The Australian Parliament’s Health, Aged Care and Sport Committee recently presented its report Bedtime Reading: Report on the Inquiry into Sleep Health Awareness in Australia.
The inquiry considered the prevalence, causes, and symptoms of inadequate sleep and sleep disorders, as well as the treatment and support available for sleep disorders.
“The importance of sleep is often overlooked but it is one of the pillars of a healthy lifestyle,” said Committee Chair, Trent Zimmerman MP.
“Regularly getting inadequate sleep is linked to a range of serious physical and mental health conditions such as diabetes, heart disease, and dementia.’
To address this, the Committee has recommended an education and awareness campaign to encourage people to prioritise sleep and to highlight that regularly foregoing sleep due to the pressures of a busy lifestyle will have health consequences.
The inquiry made 11 practical recommendations on ways Australia can drastically improve its sleep health, including the development of a nationally consistent approach to working hours and rest breaks for shift workers; and considering whether there is a need for sleep health screenings for shift workers.
Other recommendations included:
“This is a defining moment internationally for sleep health,” said Sleep Health Foundation Chair, Professor Dorothy Bruck.
“For the first time in the world a comprehensive government-level document has acknowledged that quality sleep is as important for health as a good diet and adequate exercise.
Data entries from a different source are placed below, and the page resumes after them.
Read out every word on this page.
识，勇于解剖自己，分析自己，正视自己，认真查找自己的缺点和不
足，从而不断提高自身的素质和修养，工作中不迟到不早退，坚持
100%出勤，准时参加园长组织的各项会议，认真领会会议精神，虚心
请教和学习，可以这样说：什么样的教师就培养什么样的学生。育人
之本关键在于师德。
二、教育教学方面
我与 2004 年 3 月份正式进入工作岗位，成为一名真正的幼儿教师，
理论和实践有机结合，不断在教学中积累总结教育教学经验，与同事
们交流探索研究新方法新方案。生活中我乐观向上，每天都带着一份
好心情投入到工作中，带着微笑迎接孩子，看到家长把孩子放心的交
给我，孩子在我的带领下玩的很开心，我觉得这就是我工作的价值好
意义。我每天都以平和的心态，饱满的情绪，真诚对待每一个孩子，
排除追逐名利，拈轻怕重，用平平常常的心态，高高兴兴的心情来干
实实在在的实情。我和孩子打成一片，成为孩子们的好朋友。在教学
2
“It also calls for sleep health to be recognised as a national priority.”
Australasian Sleep Association President, Peter Eastwood, said the report reflects both the importance of the issues and the neglect to date of this significant health area.
“The report has an impressively wide range of recommendations, which have been influenced by the breadth of submissions,” said Eastwood.
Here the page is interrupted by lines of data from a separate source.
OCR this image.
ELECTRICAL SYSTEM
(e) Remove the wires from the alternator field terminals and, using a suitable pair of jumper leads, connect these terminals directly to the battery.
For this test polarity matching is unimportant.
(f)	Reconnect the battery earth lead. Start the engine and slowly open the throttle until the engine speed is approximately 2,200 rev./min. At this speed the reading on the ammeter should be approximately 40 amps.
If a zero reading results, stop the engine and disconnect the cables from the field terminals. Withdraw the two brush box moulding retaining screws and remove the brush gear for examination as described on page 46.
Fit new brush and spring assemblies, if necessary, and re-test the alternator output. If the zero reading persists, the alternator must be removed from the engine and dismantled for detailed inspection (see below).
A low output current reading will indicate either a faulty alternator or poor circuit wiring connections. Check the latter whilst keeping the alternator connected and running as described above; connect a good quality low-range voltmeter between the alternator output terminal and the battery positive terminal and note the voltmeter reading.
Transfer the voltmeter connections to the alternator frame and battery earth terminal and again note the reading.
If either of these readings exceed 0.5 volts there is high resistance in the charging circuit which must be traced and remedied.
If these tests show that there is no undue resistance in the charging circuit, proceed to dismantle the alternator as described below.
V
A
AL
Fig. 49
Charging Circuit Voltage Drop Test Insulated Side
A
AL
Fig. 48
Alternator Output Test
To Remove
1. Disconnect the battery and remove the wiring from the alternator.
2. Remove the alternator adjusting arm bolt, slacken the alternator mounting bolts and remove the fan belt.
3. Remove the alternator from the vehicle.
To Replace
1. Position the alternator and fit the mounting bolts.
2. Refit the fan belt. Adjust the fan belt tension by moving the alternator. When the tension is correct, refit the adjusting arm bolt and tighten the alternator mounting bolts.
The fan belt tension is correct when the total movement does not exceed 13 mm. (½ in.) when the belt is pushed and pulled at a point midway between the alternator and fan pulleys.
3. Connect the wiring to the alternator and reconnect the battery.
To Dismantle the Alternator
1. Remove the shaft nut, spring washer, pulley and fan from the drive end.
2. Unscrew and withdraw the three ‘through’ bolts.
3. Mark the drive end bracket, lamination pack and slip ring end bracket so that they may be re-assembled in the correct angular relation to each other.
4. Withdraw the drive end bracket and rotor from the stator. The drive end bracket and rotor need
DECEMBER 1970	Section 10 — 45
“These recommendations, if followed, will take sleep health, sleep medicine and sleep science to a new and proper level within the community.”
Professor Bruck said the 11 recommendations were a call to action and addressed a broad range of priorities and concerns raised in public hearings and 138 submissions from patient groups, medical organisations and health experts.
Importantly Eastwood said the report recognised the need for a change in attitudes in how Australia, as nation, viewed sleep.
“The report stresses the importance of people realising that making do without enough sleep is not a badge of honour or a sign of ‘toughness’, but that ongoing inadequate sleep can have serious health consequences and major safety implications,” Professor Bruck said.
It was revealed in a 2017 report conducted by Deloitte Access Economics that the direct financial cost of poor sleep health is currently estimated to be $26.2 billion annually.
Of even greater concern, in 2016-17 inadequate sleep was estimated to contribute to 3017 deaths in Australia.